Zdecydowanie brak odwagi – rozumianej jako gotowość systemowa, prawna i organizacyjna do realnego korzystania z danych. Raport bardzo jasno pokazuje, że w Polsce nie cierpimy na deficyt danych, lecz na deficyt wiedzy, gdzie one są, jakiej są jakości i na jakich zasadach mogą być wykorzystane. Mamy miliardy rekordów w systemach centralnych, setki rejestrów klinicznych i ogromne zasoby danych w szpitalach – ale funkcjonują one w silosach. Brakuje jasnych reguł wtórnego wykorzystania danych, odwagi decydentów do ich otwarcia w sposób bezpieczny oraz kultury pracy opartej na danych, a nie wyłącznie na intuicji czy procedurze.
Jaką lukę w polskim systemie ochrony zdrowia ten raport miał przede wszystkim wypełnić?
Najważniejszą luką był brak mapy wiedzy o zasobach danych medycznych w Polsce. Do tej pory nikt nie potrafił odpowiedzieć na fundamentalne pytanie: jakie dane mamy, gdzie są, kto nimi zarządza i w jakim celu można je wykorzystać. Raport jest „fotografią rzeczywistości” – pierwszym tak kompleksowym uporządkowaniem źródeł danych, rejestrów, systemów i alternatywnych zasobów, od EDM po dane generowane przez pacjentów czy biobanki. Bez takiej mapy nie da się sensownie projektować reform, wdrażać EHDS ani rozwijać medycyny opartej na danych.
Dlaczego właśnie teraz temat danych medycznych staje się tak istotny?

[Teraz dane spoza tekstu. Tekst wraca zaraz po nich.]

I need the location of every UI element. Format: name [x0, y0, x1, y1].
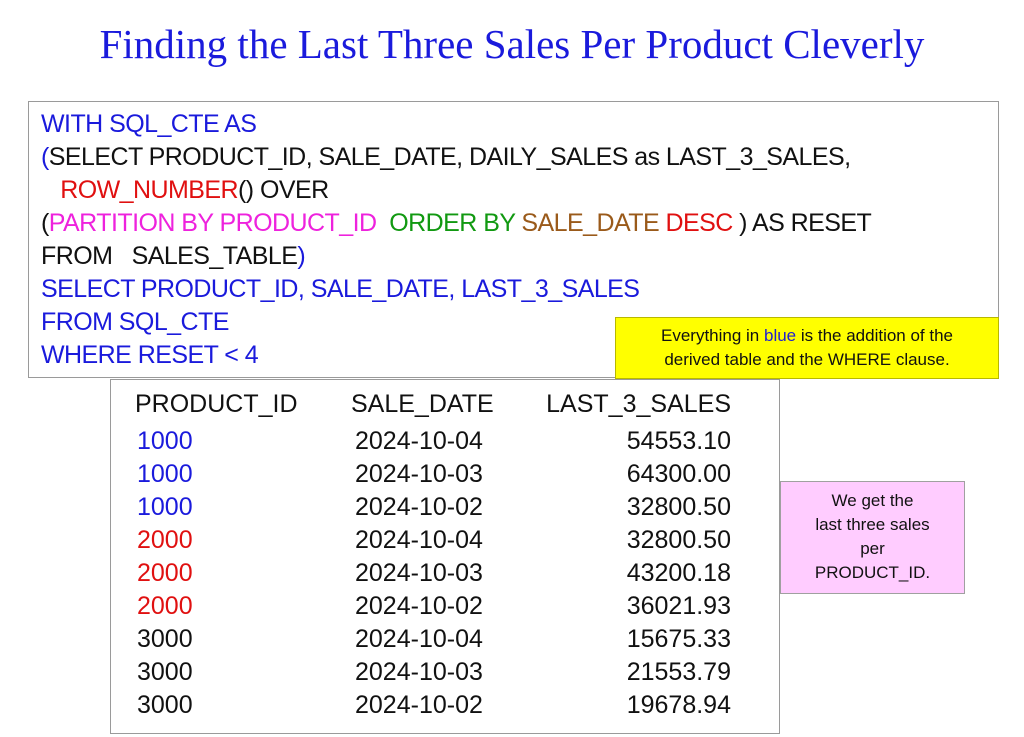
result-table: PRODUCT_ID SALE_DATE LAST_3_SALES 1000 20…	[110, 379, 780, 734]
cell-sale-date: 2024-10-03	[355, 559, 483, 587]
blue-explanation-note: Everything in blue is the addition of th…	[615, 317, 999, 379]
code-segment: SELECT PRODUCT_ID, SALE_DATE, LAST_3_SAL…	[41, 275, 640, 303]
cell-sale-date: 2024-10-03	[355, 658, 483, 686]
cell-sale-date: 2024-10-02	[355, 592, 483, 620]
code-segment: FROM SALES_TABLE	[41, 242, 298, 270]
table-row: 1000 2024-10-04 54553.10	[111, 425, 779, 458]
cell-sale-date: 2024-10-02	[355, 493, 483, 521]
cell-sale-date: 2024-10-04	[355, 625, 483, 653]
code-segment: WHERE RESET < 4	[41, 341, 259, 369]
sql-code-box: WITH SQL_CTE AS (SELECT PRODUCT_ID, SALE_…	[28, 101, 999, 378]
note-text: derived table and the WHERE clause.	[664, 350, 950, 369]
note-text: Everything in	[660, 326, 764, 345]
cell-last-3-sales: 43200.18	[626, 559, 731, 587]
code-line: ROW_NUMBER() OVER	[41, 174, 871, 207]
sql-code: WITH SQL_CTE AS (SELECT PRODUCT_ID, SALE_…	[41, 108, 872, 372]
cell-product-id: 1000	[137, 427, 193, 455]
code-segment: (	[41, 143, 49, 171]
code-segment: (	[41, 209, 49, 237]
table-row: 3000 2024-10-03 21553.79	[111, 656, 779, 689]
cell-last-3-sales: 21553.79	[626, 658, 731, 686]
code-line: WHERE RESET < 4	[41, 339, 871, 372]
note-text: is the addition of the	[796, 326, 954, 345]
note-text: last three sales	[815, 515, 930, 534]
cell-product-id: 1000	[137, 460, 193, 488]
note-text: We get the	[831, 491, 914, 510]
cell-sale-date: 2024-10-03	[355, 460, 483, 488]
table-header: PRODUCT_ID SALE_DATE LAST_3_SALES	[111, 388, 779, 421]
code-line: FROM SALES_TABLE)	[41, 240, 871, 273]
table-row: 3000 2024-10-02 19678.94	[111, 689, 779, 722]
table-row: 1000 2024-10-03 64300.00	[111, 458, 779, 491]
slide-title: Finding the Last Three Sales Per Product…	[99, 21, 925, 67]
table-row: 1000 2024-10-02 32800.50	[111, 491, 779, 524]
table-row: 3000 2024-10-04 15675.33	[111, 623, 779, 656]
cell-last-3-sales: 15675.33	[626, 625, 731, 653]
code-segment: ORDER BY	[389, 209, 522, 237]
cell-product-id: 1000	[137, 493, 193, 521]
code-segment	[41, 176, 60, 204]
cell-product-id: 3000	[137, 625, 193, 653]
code-segment: FROM SQL_CTE	[41, 308, 229, 336]
code-segment: )	[297, 242, 306, 270]
header-sale-date: SALE_DATE	[351, 390, 494, 418]
code-segment: () OVER	[238, 176, 329, 204]
table-row: 2000 2024-10-04 32800.50	[111, 524, 779, 557]
note-text: PRODUCT_ID.	[814, 563, 931, 582]
note-blue-word: blue	[763, 326, 797, 345]
code-segment: SALE_DATE	[521, 209, 666, 237]
code-line: WITH SQL_CTE AS	[41, 108, 871, 141]
cell-product-id: 3000	[137, 691, 193, 719]
cell-sale-date: 2024-10-04	[355, 427, 483, 455]
header-last-3-sales: LAST_3_SALES	[546, 390, 731, 418]
cell-last-3-sales: 32800.50	[626, 526, 731, 554]
header-product-id: PRODUCT_ID	[135, 390, 298, 418]
result-explanation-note: We get the last three sales per PRODUCT_…	[780, 481, 965, 594]
cell-product-id: 2000	[137, 526, 193, 554]
cell-last-3-sales: 32800.50	[626, 493, 731, 521]
cell-product-id: 2000	[137, 559, 193, 587]
code-segment: ROW_NUMBER	[60, 176, 239, 204]
cell-sale-date: 2024-10-04	[355, 526, 483, 554]
table-row: 2000 2024-10-02 36021.93	[111, 590, 779, 623]
code-segment: PARTITION BY PRODUCT_ID	[48, 209, 390, 237]
code-segment: WITH SQL_CTE AS	[41, 110, 257, 138]
cell-last-3-sales: 19678.94	[626, 691, 731, 719]
cell-last-3-sales: 36021.93	[626, 592, 731, 620]
code-line: FROM SQL_CTE	[41, 306, 871, 339]
code-line: (PARTITION BY PRODUCT_ID ORDER BY SALE_D…	[41, 207, 872, 240]
code-segment: SELECT PRODUCT_ID, SALE_DATE, DAILY_SALE…	[48, 143, 851, 171]
cell-product-id: 2000	[137, 592, 193, 620]
table-row: 2000 2024-10-03 43200.18	[111, 557, 779, 590]
cell-product-id: 3000	[137, 658, 193, 686]
code-line: SELECT PRODUCT_ID, SALE_DATE, LAST_3_SAL…	[41, 273, 871, 306]
code-segment: ) AS RESET	[739, 209, 872, 237]
cell-last-3-sales: 54553.10	[626, 427, 731, 455]
code-segment: DESC	[665, 209, 740, 237]
note-text: per	[860, 539, 885, 558]
code-line: (SELECT PRODUCT_ID, SALE_DATE, DAILY_SAL…	[41, 141, 871, 174]
cell-sale-date: 2024-10-02	[355, 691, 483, 719]
cell-last-3-sales: 64300.00	[626, 460, 731, 488]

Bo zbiegły się trzy procesy. Po pierwsze – cyfryzacja ochrony zdrowia osiągnęła masę krytyczną: e-recepty, e-skierowania, EDM, IKP. Po drugie – sztuczna inteligencja realnie wchodzi do praktyki klinicznej i bez wysokiej jakości danych nie będzie ani bezpieczna, ani skuteczna. Po trzecie – Europejska Przestrzeń Danych Zdrowotnych (EHDS) wymusza uporządkowanie zasad dostępu do danych i ich wtórnego wykorzystania. To moment, w którym brak decyzji oznacza marginalizację Polski w europejskiej nauce i innowacjach.
Jakie są najważniejsze wnioski z raportu – co najbardziej Pana zaskoczyło?
Najbardziej uderzające było to, jak dużo danych istnieje poza oficjalnymi wykazami – w lokalnych rejestrach, projektach naukowych, systemach szpitalnych. Zaskakuje też skala nieefektywności: dane są zbierane ogromnym kosztem pracy lekarzy, ale nie wracają do nich w postaci analiz, benchmarków czy wsparcia decyzyjnego. Raport pokazuje, że bez informacji zwrotnej dane przestają być narzędziem jakości, a stają się obciążeniem.
Gdyby miał Pan wskazać jedną zmianę, która najbardziej przyspieszyłaby wykorzystanie danych medycznych w Polsce – co by to było?
Jedna kluczowa zmiana to jasne, centralne ramy prawne dla wtórnego wykorzystania danych medycznych, oparte na pseudonimizacji, interoperacyjności i odpowiedzialności, a nie na strachu. Inicjatywa Prezesa UODO oraz wdrażanie EHDS idą w dobrym kierunku – teraz potrzebne są konkretne przepisy i instytucjonalne mechanizmy, które umożliwią nauce i systemowi ochrony zdrowia bezpieczne korzystanie z danych w skali populacyjnej.
Co można zrobić, by zachęcić instytucje do wymiany danych i ograniczyć zamknięcie ich w systemie silosowym?
Po pierwsze – standaryzacja i interoperacyjność, bo bez wspólnego języka danych współpraca jest niemożliwa. Po drugie – zmiana bodźców: instytucje muszą widzieć wartość wymiany danych, np. w postaci lepszego finansowania, benchmarków jakości czy dostępu do analiz. Po trzecie – kultura współpracy, a nie „własności” danych. Raport jasno pokazuje, że dane nie należą do pojedynczego zespołu czy projektu – są dobrem wspólnym, które powinno pracować na rzecz pacjentów i systemu.
Jak przekonać ludzi do dobrowolnego dzielenia się danymi o stanie zdrowia w świecie, w którym te dane są coraz bardziej traktowane jak waluta?
Kluczem jest zaufanie i realna korzyść po stronie pacjenta. Pacjenci są gotowi dzielić się swoimi danymi, jeśli widzą sens: lepszą diagnostykę, skuteczniejsze leczenie, szybszy dostęp do innowacji. Raport pokazuje, że tam, gdzie system jest transparentny – jak w krajach skandynawskich – pacjent wie, kto, kiedy i po co korzysta z jego danych. To właśnie transparentność, możliwość kontroli (np. wgląd w historię dostępu do danych w IKP) oraz jasne komunikowanie celu wykorzystania danych budują społeczną gotowość do ich udostępniania, nawet w epoce „danych jako waluty”.